Sunday, December 16, 2007

Woolf and her lighthouse


It’s been more than a decade since I read “To The Lighthouse.” Although I read many books then and since, no reading experience has ever come quite as close as reading this one. Though young and unworldly, I knew, after finishing the novel, I had just read a work that would stay with me for a long time. Even now, some of the passages from the book bubble up from the bottom of my numbed awareness, waking me out of my dead consciousness, as if I’ve never left reading it.

I still remember how I felt when I read it for the first time. I was unprepared for what I was about to embark on, taking days before finally ploughing through one third of the book. What makes the book so difficult at first reading is that the perspective shifts from person to person, the scene and the time along with it. I found myself flipping back and forth between the pages just to make sure if I’d not missed a page or so. At times, the perspective changes in a matter of a sentence without warning, confounding the reader.
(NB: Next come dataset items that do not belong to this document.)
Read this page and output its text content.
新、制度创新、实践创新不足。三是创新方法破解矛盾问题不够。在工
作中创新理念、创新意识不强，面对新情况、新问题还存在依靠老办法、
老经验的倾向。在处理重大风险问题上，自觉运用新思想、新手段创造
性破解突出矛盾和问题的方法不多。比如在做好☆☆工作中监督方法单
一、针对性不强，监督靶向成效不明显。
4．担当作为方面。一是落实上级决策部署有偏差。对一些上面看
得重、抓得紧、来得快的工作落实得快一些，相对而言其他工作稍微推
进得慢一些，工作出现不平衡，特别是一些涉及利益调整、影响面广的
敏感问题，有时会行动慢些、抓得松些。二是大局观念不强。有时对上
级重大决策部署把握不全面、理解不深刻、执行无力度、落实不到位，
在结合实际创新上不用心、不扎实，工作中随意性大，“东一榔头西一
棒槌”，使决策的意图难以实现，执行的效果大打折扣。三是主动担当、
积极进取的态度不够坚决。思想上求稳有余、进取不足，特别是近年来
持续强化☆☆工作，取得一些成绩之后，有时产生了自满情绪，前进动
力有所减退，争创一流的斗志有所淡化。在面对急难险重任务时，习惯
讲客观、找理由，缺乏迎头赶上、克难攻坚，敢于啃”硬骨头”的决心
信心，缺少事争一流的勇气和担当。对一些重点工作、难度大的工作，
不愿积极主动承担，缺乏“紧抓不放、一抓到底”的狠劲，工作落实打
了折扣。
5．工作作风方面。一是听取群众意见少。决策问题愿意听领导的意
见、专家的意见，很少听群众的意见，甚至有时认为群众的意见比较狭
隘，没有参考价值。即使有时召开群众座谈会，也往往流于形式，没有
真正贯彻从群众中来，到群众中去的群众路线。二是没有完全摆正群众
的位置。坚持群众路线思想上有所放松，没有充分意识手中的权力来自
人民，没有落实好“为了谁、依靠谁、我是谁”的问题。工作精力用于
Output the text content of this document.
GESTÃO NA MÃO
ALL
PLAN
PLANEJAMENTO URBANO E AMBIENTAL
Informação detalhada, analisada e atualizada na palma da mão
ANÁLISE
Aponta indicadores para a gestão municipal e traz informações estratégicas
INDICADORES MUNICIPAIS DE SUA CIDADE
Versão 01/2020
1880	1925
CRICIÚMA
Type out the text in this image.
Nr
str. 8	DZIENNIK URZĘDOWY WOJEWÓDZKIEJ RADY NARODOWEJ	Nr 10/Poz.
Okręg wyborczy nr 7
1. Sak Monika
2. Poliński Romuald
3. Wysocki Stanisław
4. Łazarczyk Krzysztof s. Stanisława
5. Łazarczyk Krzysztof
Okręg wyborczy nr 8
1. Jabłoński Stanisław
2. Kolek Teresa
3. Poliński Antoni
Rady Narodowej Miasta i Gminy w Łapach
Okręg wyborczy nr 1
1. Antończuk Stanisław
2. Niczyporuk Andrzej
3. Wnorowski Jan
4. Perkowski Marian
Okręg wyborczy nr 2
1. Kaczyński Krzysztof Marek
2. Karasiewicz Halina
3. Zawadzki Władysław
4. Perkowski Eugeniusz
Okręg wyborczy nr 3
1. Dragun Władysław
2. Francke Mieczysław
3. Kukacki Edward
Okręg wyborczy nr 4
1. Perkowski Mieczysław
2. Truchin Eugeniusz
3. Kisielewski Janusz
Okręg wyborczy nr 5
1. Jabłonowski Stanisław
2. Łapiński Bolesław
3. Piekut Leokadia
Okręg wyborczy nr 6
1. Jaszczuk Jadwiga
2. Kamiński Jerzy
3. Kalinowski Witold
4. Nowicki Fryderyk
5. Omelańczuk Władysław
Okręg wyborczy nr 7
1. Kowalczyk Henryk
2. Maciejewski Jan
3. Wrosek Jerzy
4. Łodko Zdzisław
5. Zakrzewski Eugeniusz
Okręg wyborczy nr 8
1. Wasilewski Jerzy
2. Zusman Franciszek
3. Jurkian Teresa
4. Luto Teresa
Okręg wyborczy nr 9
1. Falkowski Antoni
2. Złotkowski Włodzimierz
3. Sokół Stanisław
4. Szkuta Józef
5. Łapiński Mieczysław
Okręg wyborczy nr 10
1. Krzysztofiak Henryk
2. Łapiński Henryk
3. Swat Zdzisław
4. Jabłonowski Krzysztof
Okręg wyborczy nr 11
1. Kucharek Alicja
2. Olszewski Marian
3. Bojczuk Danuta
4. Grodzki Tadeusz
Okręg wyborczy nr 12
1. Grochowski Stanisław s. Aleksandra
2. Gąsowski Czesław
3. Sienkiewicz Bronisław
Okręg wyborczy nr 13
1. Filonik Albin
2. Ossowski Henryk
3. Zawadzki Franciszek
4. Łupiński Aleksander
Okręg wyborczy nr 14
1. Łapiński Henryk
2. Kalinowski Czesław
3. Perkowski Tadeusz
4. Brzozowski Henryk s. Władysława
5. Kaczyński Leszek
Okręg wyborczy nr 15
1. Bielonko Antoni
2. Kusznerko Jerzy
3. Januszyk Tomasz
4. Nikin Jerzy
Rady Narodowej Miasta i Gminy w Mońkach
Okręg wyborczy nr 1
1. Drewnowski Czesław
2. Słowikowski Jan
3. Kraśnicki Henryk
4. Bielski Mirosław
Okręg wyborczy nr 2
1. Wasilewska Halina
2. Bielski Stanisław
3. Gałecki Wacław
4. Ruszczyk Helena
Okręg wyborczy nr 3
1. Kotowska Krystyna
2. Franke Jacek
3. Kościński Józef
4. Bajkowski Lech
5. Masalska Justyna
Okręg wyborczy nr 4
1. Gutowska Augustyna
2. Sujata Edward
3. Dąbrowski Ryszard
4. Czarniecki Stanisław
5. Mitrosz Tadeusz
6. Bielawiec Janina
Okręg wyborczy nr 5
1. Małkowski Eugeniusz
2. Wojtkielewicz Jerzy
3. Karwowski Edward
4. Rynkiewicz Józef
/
It was and still is a very difficult novel, and patience is the only sure way to get through this book, at least it was for me.

Though the story unfolds surrounding the Ramsey family, the book is not so much about them as it is about the internal monologues these different characters exert onto the page. It is the language what Virginia Woolf convinces the reader to feel for. What takes the center stage is the words themselves. Through words the readers are thrown about into the turmoils of characters’ psychology, where everything is at once real and elusive, this minute as calm as still water, the next the roaring sea.

I’m reading it again just to remind myself what words alone can accomplish, reliving the rapturous moments I had with the novel at my first encounter.